Dish Network subscribers will be able to run Google TV on that company’s existing set-top boxes. Everyone else will need a Google TV device or a TV with integrated Google TV. Google TV will not run on a Mac or PC—not even with one of those fancy new CableCARD tuners. Besides the fact that Google TV runs on the Android OS, the software requires hardware with an HDMI input so that it can overlay its graphical user interface on top of the TV signal.
“All Google TV devices include an HDMI input that allows us to blend traditional television content with that of the Internet,” says Google TV Product Manager Larry Yang. “Dish Network customers will have the full integration experience and will be able to access all of their DVR and video-on-demand content directly from the Google TV interface. Users without Dish will still have a seamless experience bringing the web and TV together in one easy-to-use, searchable experience.” According to Yang, this will also apply to consumers using over-the-air HDTV tuners.
So Google TV will really work with over-the-air broadcasts?
Google says it will, but Kevin Simon, director of product marketing for Logitech’s Digital Home Group, told us Logitech’s Revue device will not work with OTA tuners because they lack an electronic program guide. “You can use the browser and the applications,” says Simon, “but without an EPG, you won’t know what’s being broadcast.” What’s more, the vast majority of TVs don’t have HDMI outputs, so there’s no way to route a live TV signal through a Google TV set-top box.
How much will Google TV cost?
You’ll need to buy the hardware, of course, but it won’t cost anything extra to use Google TV. It’s easy to see the other players’ business models, but what does Google get out of Google TV?
“Google TV will be a free, open-source platform,” says Yang. “This is an opportunity for Google and many third-party developers to distribute existing content and services through a new category of devices. For example, users will now be able to easily access Google search, Google Maps, and YouTube.”
Yang says Google TV won’t be a platform for selling additional advertising—at least for now. “At this time, there are no advertising products directly integrated into Google TV,” says Yang. “Traditional advertising over broadcast TV, as well as online display ads, can be viewed as normal through Google TV, and will continue to function as before.”
Logitech and Sony have been exceedingly tight-lipped when it comes to discussing pricing for their Google TV products. Sony wouldn’t discuss the subject at all, but Logitech’s Simon did say there are no subscription fees tied to the Revue.
What can we expect from the Logitech Revue hardware?
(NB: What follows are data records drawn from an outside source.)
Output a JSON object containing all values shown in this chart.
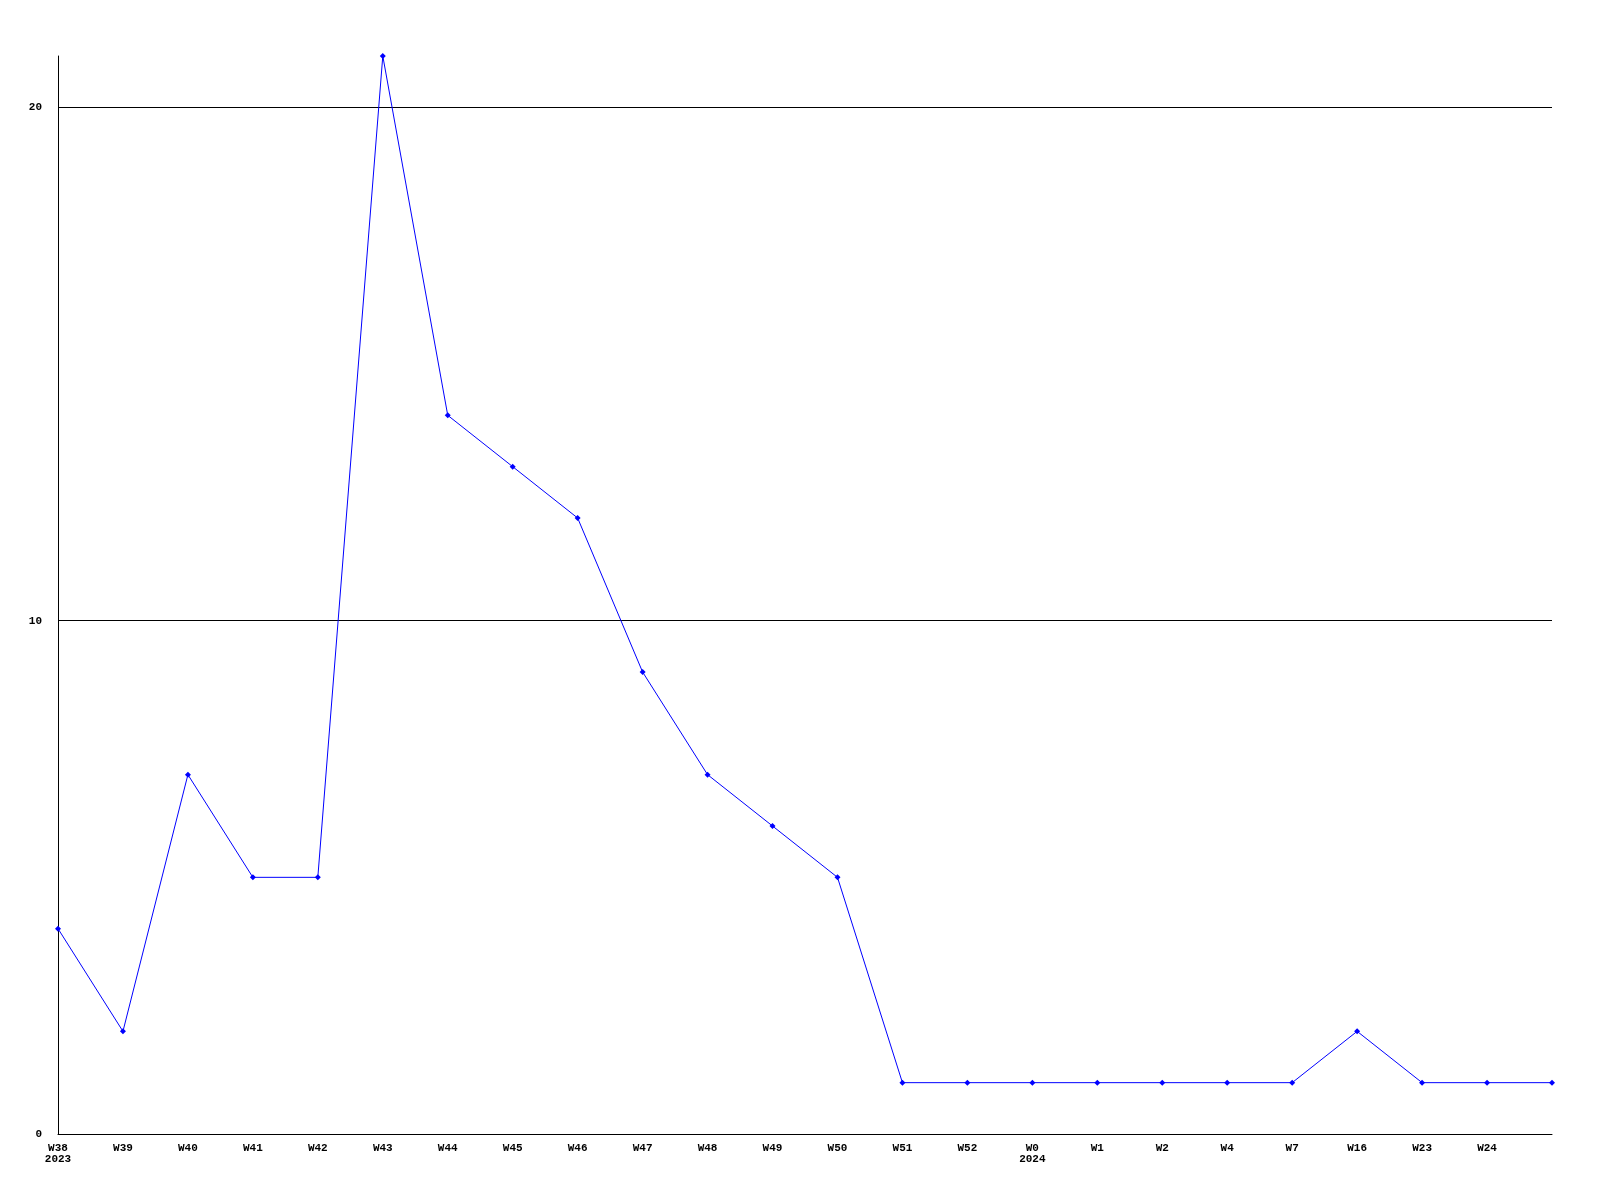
{
  "chart_data": {
    "type": "line",
    "categories": [
      "W38\n2023",
      "W39",
      "W40",
      "W41",
      "W42",
      "W43",
      "W44",
      "W45",
      "W46",
      "W47",
      "W48",
      "W49",
      "W50",
      "W51",
      "W52",
      "W0\n2024",
      "W1",
      "W2",
      "W4",
      "W7",
      "W16",
      "W23",
      "W24",
      null
    ],
    "series": [
      {
        "color": "#0000ff",
        "values": [
          4,
          2,
          7,
          5,
          5,
          21,
          14,
          13,
          12,
          9,
          7,
          6,
          5,
          1,
          1,
          1,
          1,
          1,
          1,
          1,
          2,
          1,
          1,
          1
        ]
      }
    ],
    "ylim": [
      0,
      21
    ],
    "yticks": [
      0,
      10,
      20
    ],
    "grid": "y",
    "marker": "diamond",
    "line_style": "solid"
  }
}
Logitech demoed the Revue when Google TV was announced, but has been reticent to show the product to the press since then. Logitech’s Kevin Simon did, however, reveal a few key details during our conversation.
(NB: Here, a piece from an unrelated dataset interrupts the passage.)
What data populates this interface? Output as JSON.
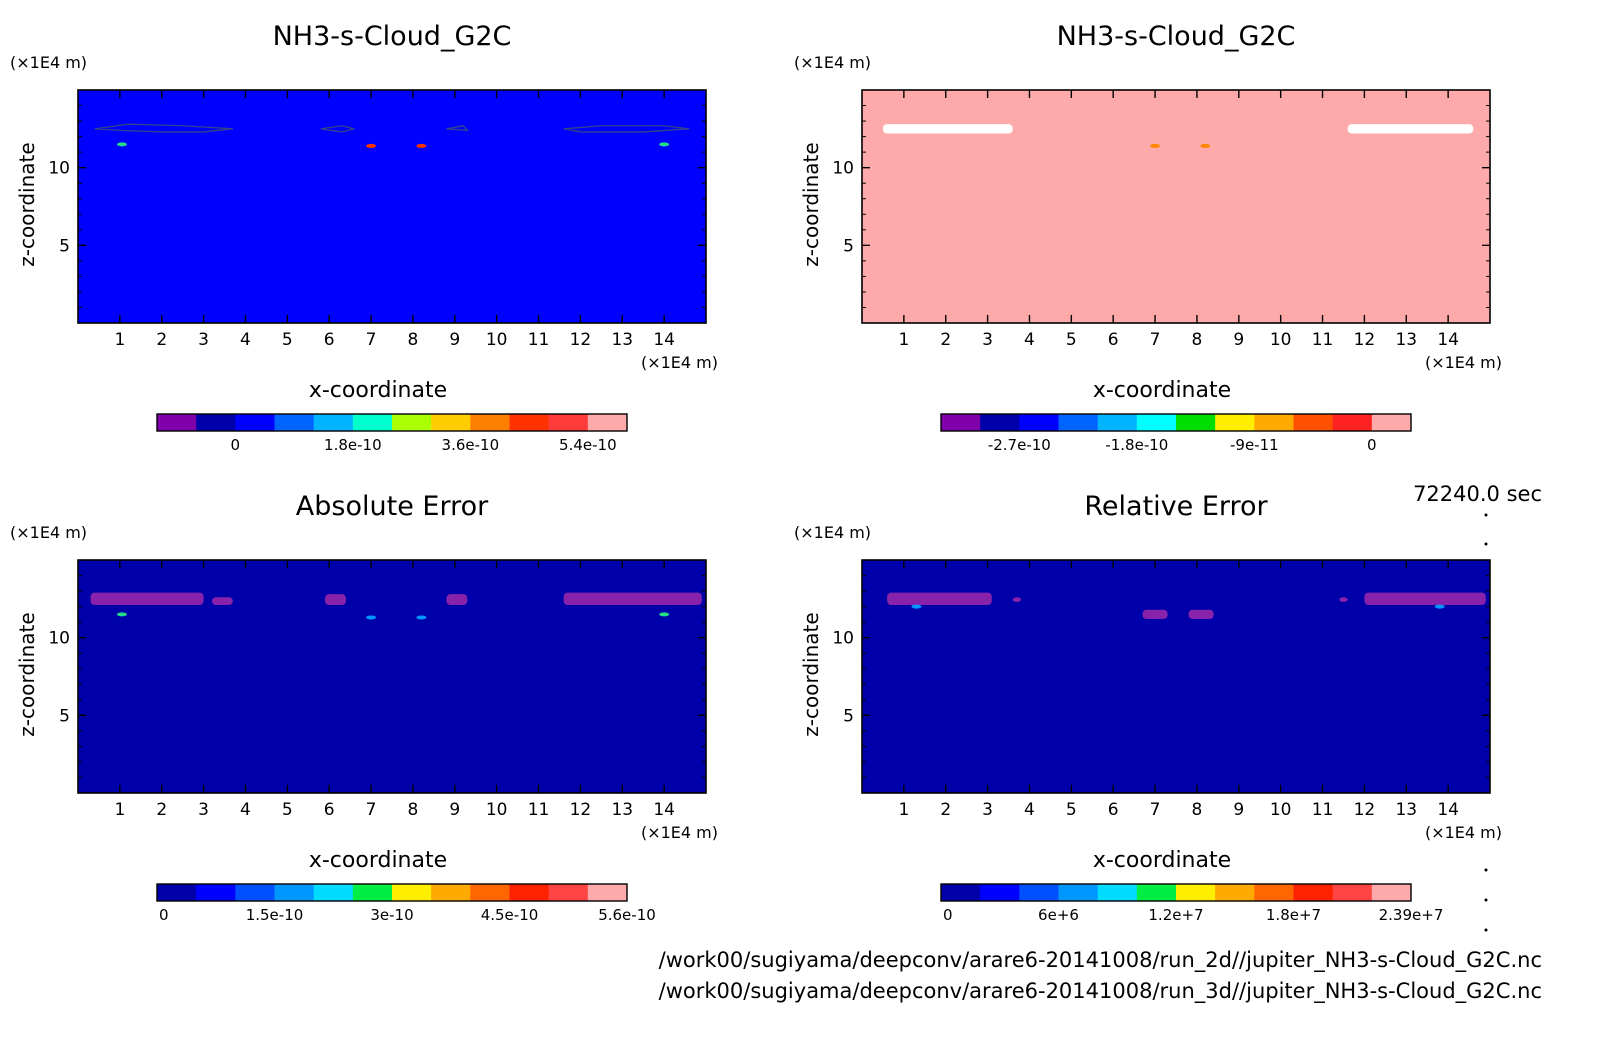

The box is based on Intel’s Atom CE4100 SoC, of course, but it will also incorporate Logitech’s Harmony Link engine and Unify receiver technology. Harmony Link will enable the Revue’s universal remote to control all the other devices in your entertainment center, and Unify enables the pairing of the remote and other controllers without the need to plug them into a USB port. The remote itself will have a touchpad and a full QWERTY keyboard.
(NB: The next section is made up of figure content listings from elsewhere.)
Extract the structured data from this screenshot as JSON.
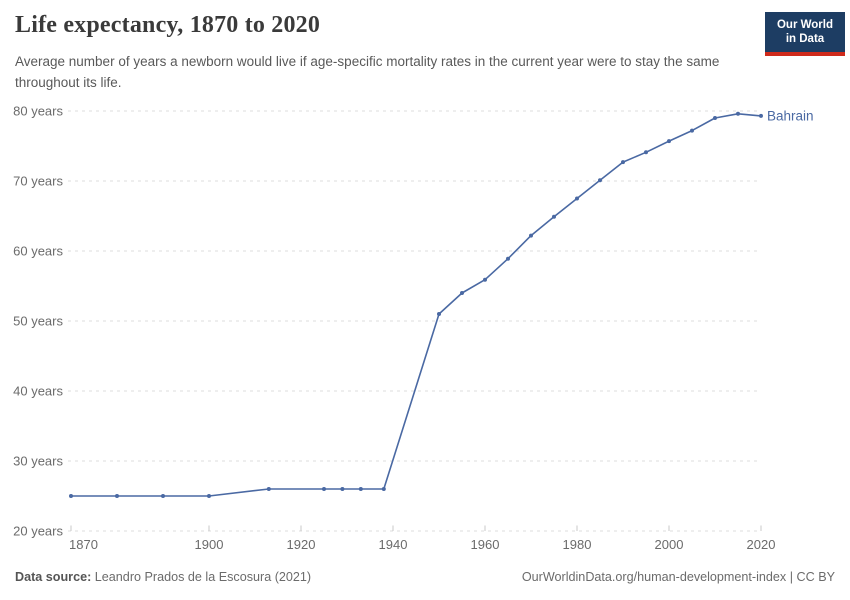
{
  "header": {
    "title": "Life expectancy, 1870 to 2020",
    "subtitle": "Average number of years a newborn would live if age-specific mortality rates in the current year were to stay the same throughout its life.",
    "logo": {
      "line1": "Our World",
      "line2": "in Data",
      "bg_color": "#1d3d63",
      "bar_color": "#cf2a1b"
    }
  },
  "chart_data": {
    "type": "line",
    "title": "Life expectancy, 1870 to 2020",
    "xlabel": "",
    "ylabel": "",
    "xlim": [
      1870,
      2020
    ],
    "ylim": [
      20,
      80
    ],
    "grid": "horizontal dashed",
    "line_color": "#4a69a3",
    "grid_color": "#dddddd",
    "tick_color": "#c8c8c8",
    "end_label": "Bahrain",
    "x_ticks": [
      1870,
      1900,
      1920,
      1940,
      1960,
      1980,
      2000,
      2020
    ],
    "x_tick_labels": [
      "1870",
      "1900",
      "1920",
      "1940",
      "1960",
      "1980",
      "2000",
      "2020"
    ],
    "y_ticks": [
      20,
      30,
      40,
      50,
      60,
      70,
      80
    ],
    "y_tick_labels": [
      "20 years",
      "30 years",
      "40 years",
      "50 years",
      "60 years",
      "70 years",
      "80 years"
    ],
    "series": [
      {
        "name": "Bahrain",
        "x": [
          1870,
          1880,
          1890,
          1900,
          1913,
          1925,
          1929,
          1933,
          1938,
          1950,
          1955,
          1960,
          1965,
          1970,
          1975,
          1980,
          1985,
          1990,
          1995,
          2000,
          2005,
          2010,
          2015,
          2020
        ],
        "values": [
          25,
          25,
          25,
          25,
          26,
          26,
          26,
          26,
          26,
          51,
          54,
          55.9,
          58.9,
          62.2,
          64.9,
          67.5,
          70.1,
          72.7,
          74.1,
          75.7,
          77.2,
          79,
          79.6,
          79.3
        ]
      }
    ]
  },
  "footer": {
    "source_label": "Data source:",
    "source_text": " Leandro Prados de la Escosura (2021)",
    "right_text": "OurWorldinData.org/human-development-index | CC BY"
  }
}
Logitech’s Revue is based on Intel’s Atom CE4100 system-on-chip. It features an HDMI input and overlays Google TV’s user interface over live TV.
“Harmony Link enables the integration between the web and broadcast,” says Simon. “Imagine you’re searching for a TV show, such as Friday Night Lights. You’ll see a number of results pop up—some from the web and some from TV. If you select something that’s on TV right now, the channel on your set-top box will change to that channel.” Simon told us Logitech also plans to offer Android and iPhone apps that enable you to use those phones to control the Revue and the rest of the hardware in your entertainment center using your Wi-Fi network and infrared emitters (the Revue will have both a hard-wired Ethernet NIC and an integrated IEEE 802.11n adapter).
Logitech is also putting its Vid video chat software inside the Revue. Plug in a webcam and you’ll be able to make video calls to another Revue box or to any PC with a webcam. Throw in a smartphone or tablet with the right app, and Intel’s “poker night” concept becomes real.